The benefit is she was an easy trainer with food reward and our toddler was never able to hit the floor from his high chair with food.


----------



## mydogs (May 4, 2012)

How much are you feeding her? She may need more food?


Sent from Petguide.com Free App


----------



## TinkerinWstuff (Dec 21, 2013)

mydogs said:


> How much are you feeding her? She may need more food?
> 
> 
> Sent from Petguide.com Free App


Logical question. My corgi could have inhaled half a bag of food, puked it up, and then re-ate it again. That's the truth.


----------



## middleofnowhere (Dec 20, 2000)

For my 4 legged vacuum, I scatter the food across the bottom of her crate. She at least needs to move a bit to get it.
I have a buster cube and a ball that is a takeoff on it. I think I'll try one of those. Unfortunately, I know what I'll hear (bang, bang, rattle, bang, bang, rattle long past when it is empty.)


----------



## TinkerinWstuff (Dec 21, 2013)

middleofnowhere said:


> ..... Unfortunately, I know what I'll hear (bang, bang, rattle, bang, bang, rattle long past when it is empty.)
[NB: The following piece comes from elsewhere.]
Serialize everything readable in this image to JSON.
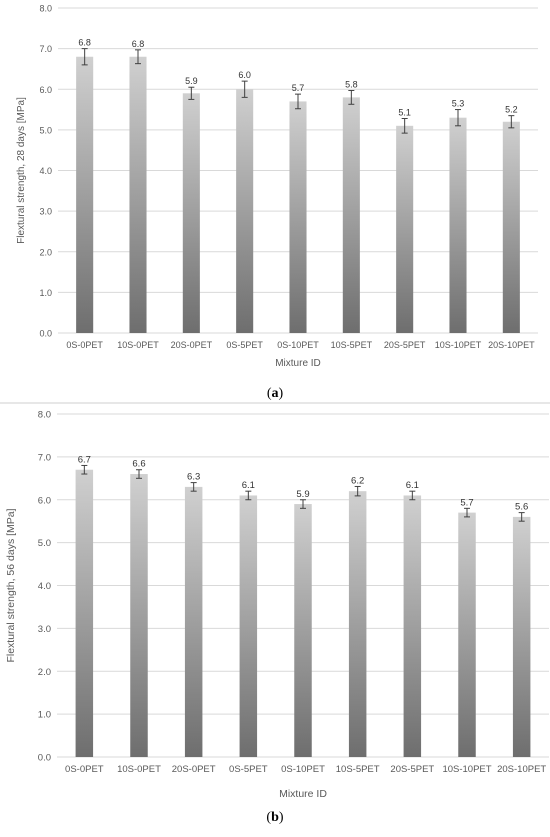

So true! That brings back a flood of memories. So frustrating at the time but brings a smile now


----------



## AugustGSD (Mar 29, 2013)

Kong actually makes some sort of toy that is for feeding your dog. You fill it with their kibble and then the dog can pick the toy up, roll it, shake it, etc... in order to get their food. Its fun for them, and it also slows them down quite a bit. So far I have only seen the toy being sold at PetSmart.


----------